Well, the college hierarchy probably wouldn't have cried salt tears over the massive insurance payout and the end of the huge costs of maintaining the bugger. And we'd probably have thought Founder's Ruin was even more awesome.
But the firemen had a rather different perspective. I'm not kidding about Windsor Castle burning down on their watch, you know, although at least the fire chief who was on holiday was from the Berkshire brigade not Surrey: http://en.wikipedia.org/wiki/1992_Windsor_Castle_fire
The firemen were very keen not to be the gang who lost a grade one listed national monument, especially as Windsor Castle burned down on their watch and twice would have looked like carelessness.

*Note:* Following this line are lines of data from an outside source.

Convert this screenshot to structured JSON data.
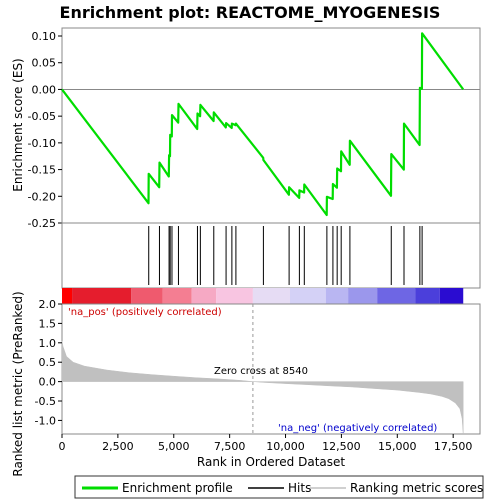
{
  "chart_data": {
    "type": "line",
    "title": "Enrichment plot: REACTOME_MYOGENESIS",
    "es_panel": {
      "ylabel": "Enrichment score (ES)",
      "ylim": [
        -0.25,
        0.115
      ],
      "yticks": [
        0.1,
        0.05,
        0.0,
        -0.05,
        -0.1,
        -0.15,
        -0.2,
        -0.25
      ],
      "ytick_labels": [
        "0.10",
        "0.05",
        "0.00",
        "-0.05",
        "-0.10",
        "-0.15",
        "-0.20",
        "-0.25"
      ],
      "series": [
        {
          "name": "Enrichment profile",
          "color": "#00dd00",
          "x": [
            0,
            3870,
            3880,
            4350,
            4360,
            4780,
            4790,
            4830,
            4840,
            4910,
            4920,
            5200,
            5210,
            6050,
            6060,
            6180,
            6190,
            6780,
            6790,
            7330,
            7340,
            7590,
            7600,
            7770,
            7780,
            9000,
            9010,
            10150,
            10160,
            10610,
            10620,
            10830,
            10840,
            11840,
            11850,
            12110,
            12120,
            12300,
            12310,
            12480,
            12490,
            12870,
            12880,
            14720,
            14730,
            15290,
            15300,
            16000,
            16010,
            16100,
            16110,
            17950
          ],
          "y": [
            0.0,
            -0.213,
            -0.158,
            -0.183,
            -0.137,
            -0.163,
            -0.123,
            -0.125,
            -0.085,
            -0.088,
            -0.048,
            -0.062,
            -0.027,
            -0.074,
            -0.045,
            -0.05,
            -0.029,
            -0.059,
            -0.043,
            -0.071,
            -0.063,
            -0.072,
            -0.064,
            -0.067,
            -0.064,
            -0.128,
            -0.132,
            -0.197,
            -0.183,
            -0.203,
            -0.189,
            -0.193,
            -0.178,
            -0.235,
            -0.201,
            -0.205,
            -0.177,
            -0.184,
            -0.148,
            -0.153,
            -0.116,
            -0.141,
            -0.096,
            -0.199,
            -0.121,
            -0.15,
            -0.064,
            -0.104,
            0.003,
            0.001,
            0.105,
            0.0
          ]
        }
      ]
    },
    "hits": {
      "name": "Hits",
      "x": [
        3880,
        4360,
        4790,
        4840,
        4920,
        5210,
        6060,
        6190,
        6790,
        7340,
        7600,
        7780,
        9010,
        10160,
        10620,
        10840,
        11850,
        12120,
        12310,
        12490,
        12880,
        14730,
        15300,
        16010,
        16110
      ]
    },
    "rank_panel": {
      "ylabel": "Ranked list metric (PreRanked)",
      "ylim": [
        -1.35,
        2.0
      ],
      "yticks": [
        2.0,
        1.5,
        1.0,
        0.5,
        0.0,
        -0.5,
        -1.0
      ],
      "ytick_labels": [
        "2.0",
        "1.5",
        "1.0",
        "0.5",
        "0.0",
        "-0.5",
        "-1.0"
      ],
      "series": [
        {
          "name": "Ranking metric scores",
          "color": "#c0c0c0",
          "x": [
            0,
            50,
            200,
            500,
            1000,
            2000,
            3000,
            4000,
            5000,
            6000,
            7000,
            8000,
            8540,
            9000,
            10000,
            11000,
            12000,
            13000,
            14000,
            15000,
            16000,
            16500,
            17000,
            17300,
            17600,
            17800,
            17900,
            17950
          ],
          "y": [
            1.05,
            0.9,
            0.65,
            0.5,
            0.4,
            0.3,
            0.23,
            0.18,
            0.14,
            0.1,
            0.07,
            0.03,
            0.0,
            -0.02,
            -0.05,
            -0.08,
            -0.11,
            -0.14,
            -0.18,
            -0.22,
            -0.28,
            -0.32,
            -0.38,
            -0.44,
            -0.55,
            -0.7,
            -0.95,
            -1.35
          ]
        }
      ],
      "pos_label": "'na_pos' (positively correlated)",
      "neg_label": "'na_neg' (negatively correlated)",
      "zero_cross_label": "Zero cross at 8540",
      "zero_cross": 8540
    },
    "xaxis": {
      "xlabel": "Rank in Ordered Dataset",
      "xlim": [
        0,
        18700
      ],
      "xticks": [
        0,
        2500,
        5000,
        7500,
        10000,
        12500,
        15000,
        17500
      ],
      "xtick_labels": [
        "0",
        "2,500",
        "5,000",
        "7,500",
        "10,000",
        "12,500",
        "15,000",
        "17,500"
      ]
    },
    "colorbar": {
      "segments": [
        {
          "x0": 0,
          "x1": 450,
          "color": "#ff0000"
        },
        {
          "x0": 450,
          "x1": 3100,
          "color": "#e51d2d"
        },
        {
          "x0": 3100,
          "x1": 4500,
          "color": "#ef5a6e"
        },
        {
          "x0": 4500,
          "x1": 5800,
          "color": "#f47e92"
        },
        {
          "x0": 5800,
          "x1": 6900,
          "color": "#f6a9c4"
        },
        {
          "x0": 6900,
          "x1": 8540,
          "color": "#f8c5e1"
        },
        {
          "x0": 8540,
          "x1": 10200,
          "color": "#e6dcf4"
        },
        {
          "x0": 10200,
          "x1": 11800,
          "color": "#d4d1f6"
        },
        {
          "x0": 11800,
          "x1": 12800,
          "color": "#b9b6f2"
        },
        {
          "x0": 12800,
          "x1": 14100,
          "color": "#9b97ec"
        },
        {
          "x0": 14100,
          "x1": 15800,
          "color": "#6e66e4"
        },
        {
          "x0": 15800,
          "x1": 16900,
          "color": "#4b3fdb"
        },
        {
          "x0": 16900,
          "x1": 17950,
          "color": "#2a0cd1"
        }
      ]
    },
    "legend": {
      "position": "bottom",
      "items": [
        {
          "label": "Enrichment profile",
          "color": "#00dd00"
        },
        {
          "label": "Hits",
          "color": "#000000"
        },
        {
          "label": "Ranking metric scores",
          "color": "#c0c0c0"
        }
      ]
    },
    "colors": {
      "pos_label": "#cc0000",
      "neg_label": "#0000cc",
      "frame": "#888888"
    }
  }
}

In 1991, no castles burned to the ground. In 1992, one castle burned to the ground. In 1993, no castles burned to the ground. In 1994, no castles burned to the ground. I mean, I could go on.
Grade 1 Listed National Ruin is nothing to sneeze at.
I think that was WH Auden's official title.
It would take more than two fires to get statistical significance. They should relax.
Speaking of castles, apparently Bran Castle in Transylvania is for sale.
I think that was WH Auden's official title.
As opposed to Quentin Crisp, who became one of the Stately Homos of England.
I'm living in Istanbul right now and let it be known that the amount of pre-19th-C architecture is almost negligible. Aside from the Ottoman center, which preserves only the big public buildings of the last 1500 years, most of the "old" buildings you'll see (in Beyoglu, parts of the historical peninsula, and the Bosphorus shores) are nineteenth-century stone or brick or concrete three-story apartments, not unlike the row houses of the 19th-C US and Britain, but with distinctive balconies. They are beautiful and evoke a deep past but in fact are no older than Chicago. There is also opulent Baroque-orientalist fantasy, and that is great too.
The other ninety percent of the city is pure concrete, from the fifties and later. Hundreds of square miles of it, and no grids anywhere to be seen.
"New Town" in Europe is always a bit relative
I should have been more explicit about deliberately not capitalizing new town. I was referring to 19th and 20th century newer development, not necessarily places called "New" where the name stuck. But obviously European cities have many older sections, and much less overall order than North American cities. I was just pointing to the range of variation that struck me when crossing the borders from/to pre-19th century city sections.
236. The gridded bit of Barcelona. I came across the pic elsewhere. A bit late, but it's a nice image.
That's beautiful. Thanks for passing it along!
That is a really nice photo. Makes me wish I could take vacation time right now.